Personal information
- Date of birth: 12 July 1977 (age 49)
- Place of birth: Oslo, Norway
- Height: 1.82 m (5 ft 11+1⁄2 in)
- Position: Midfielder

Youth career
- Gjelleråsen
- Vestli
- Skeid

Senior career*
- Years: Team / Apps / (Gls)
- 1996–1999: Skeid
- 2000: Stabæk / 9 / (0)
- 2000–2002: Vålerenga / 45 / (3)
- 2002: → Hønefoss (loan) / 21 / (0)
- 2003–2005: Hønefoss / 60 / (13)
- 2006–2009: Notodden / 51 / (3)
- 2009–2011: Hønefoss / 57 / (9)
- 2012–2015: Jevnaker / 18 / (16)
- 2016: Hønefoss

International career
- 1999: Norway u-21 / 0 / (1)

= Lennart Steffensen =

Norwegian footballer (born 1977)

Lennart Steffensen (born 12 July 1977) is a retired Norwegian football midfielder.

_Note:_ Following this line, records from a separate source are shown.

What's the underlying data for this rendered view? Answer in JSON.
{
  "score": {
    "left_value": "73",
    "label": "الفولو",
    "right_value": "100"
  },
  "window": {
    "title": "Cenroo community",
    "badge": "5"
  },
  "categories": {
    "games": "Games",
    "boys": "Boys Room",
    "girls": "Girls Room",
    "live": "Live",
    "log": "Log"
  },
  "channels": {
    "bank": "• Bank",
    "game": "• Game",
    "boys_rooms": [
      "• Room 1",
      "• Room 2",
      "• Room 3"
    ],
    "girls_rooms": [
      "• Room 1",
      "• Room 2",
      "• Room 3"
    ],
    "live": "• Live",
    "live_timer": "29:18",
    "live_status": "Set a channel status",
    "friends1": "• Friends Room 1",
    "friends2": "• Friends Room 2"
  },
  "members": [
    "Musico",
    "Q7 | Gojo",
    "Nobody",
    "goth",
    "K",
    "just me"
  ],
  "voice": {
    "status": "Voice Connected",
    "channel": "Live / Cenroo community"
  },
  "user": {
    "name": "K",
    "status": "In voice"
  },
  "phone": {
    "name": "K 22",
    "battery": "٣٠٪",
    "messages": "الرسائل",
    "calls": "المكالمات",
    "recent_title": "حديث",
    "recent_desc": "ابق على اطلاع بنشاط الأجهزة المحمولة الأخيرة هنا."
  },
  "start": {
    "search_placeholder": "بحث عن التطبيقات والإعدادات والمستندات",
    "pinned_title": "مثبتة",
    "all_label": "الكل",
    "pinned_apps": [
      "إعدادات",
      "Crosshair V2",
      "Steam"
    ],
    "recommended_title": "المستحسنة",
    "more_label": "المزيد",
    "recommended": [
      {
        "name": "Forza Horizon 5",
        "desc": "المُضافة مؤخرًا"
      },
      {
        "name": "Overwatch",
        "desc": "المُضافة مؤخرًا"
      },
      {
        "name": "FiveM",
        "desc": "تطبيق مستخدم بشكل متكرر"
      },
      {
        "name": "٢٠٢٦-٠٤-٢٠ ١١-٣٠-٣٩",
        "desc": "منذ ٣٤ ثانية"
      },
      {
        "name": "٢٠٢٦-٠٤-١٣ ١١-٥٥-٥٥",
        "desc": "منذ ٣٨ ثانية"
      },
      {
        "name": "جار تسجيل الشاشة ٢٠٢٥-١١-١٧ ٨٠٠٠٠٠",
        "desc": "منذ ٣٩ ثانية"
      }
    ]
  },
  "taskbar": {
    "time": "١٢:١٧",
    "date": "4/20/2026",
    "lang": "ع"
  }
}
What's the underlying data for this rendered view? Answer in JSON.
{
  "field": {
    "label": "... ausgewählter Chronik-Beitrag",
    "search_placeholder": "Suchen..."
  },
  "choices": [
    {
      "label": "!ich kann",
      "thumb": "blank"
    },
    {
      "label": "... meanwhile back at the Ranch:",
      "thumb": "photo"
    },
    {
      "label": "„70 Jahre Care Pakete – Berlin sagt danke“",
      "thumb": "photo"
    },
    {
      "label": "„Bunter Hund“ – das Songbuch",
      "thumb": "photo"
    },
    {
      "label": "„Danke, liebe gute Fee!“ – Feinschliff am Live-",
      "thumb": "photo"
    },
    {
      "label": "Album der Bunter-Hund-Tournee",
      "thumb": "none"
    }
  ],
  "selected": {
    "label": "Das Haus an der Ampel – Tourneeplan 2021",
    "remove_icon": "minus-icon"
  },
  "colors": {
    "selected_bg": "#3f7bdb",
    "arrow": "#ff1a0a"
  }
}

He was drafted into the senior squad of Skeid Fotball in late 1996. He played for the Norwegian under-21 team, and ahead of the 2000 season he joined Stabæk Fotball. However, he did not play regularly. As early as August 2000 he was shipped to Vålerenga Fotball. He played there until the spring of 2002, when he was loaned out to Hønefoss BK. The move was made permanent ahead of the 2003 season. Ahead of the 2006 season he went to Notodden FK. In August 2009 he was sold back to Hønefoss BK.

After a lengthy spell in Jevnaker IF, he joined Hønefoss for the third time ahead of the 2016 season. This was his last active season.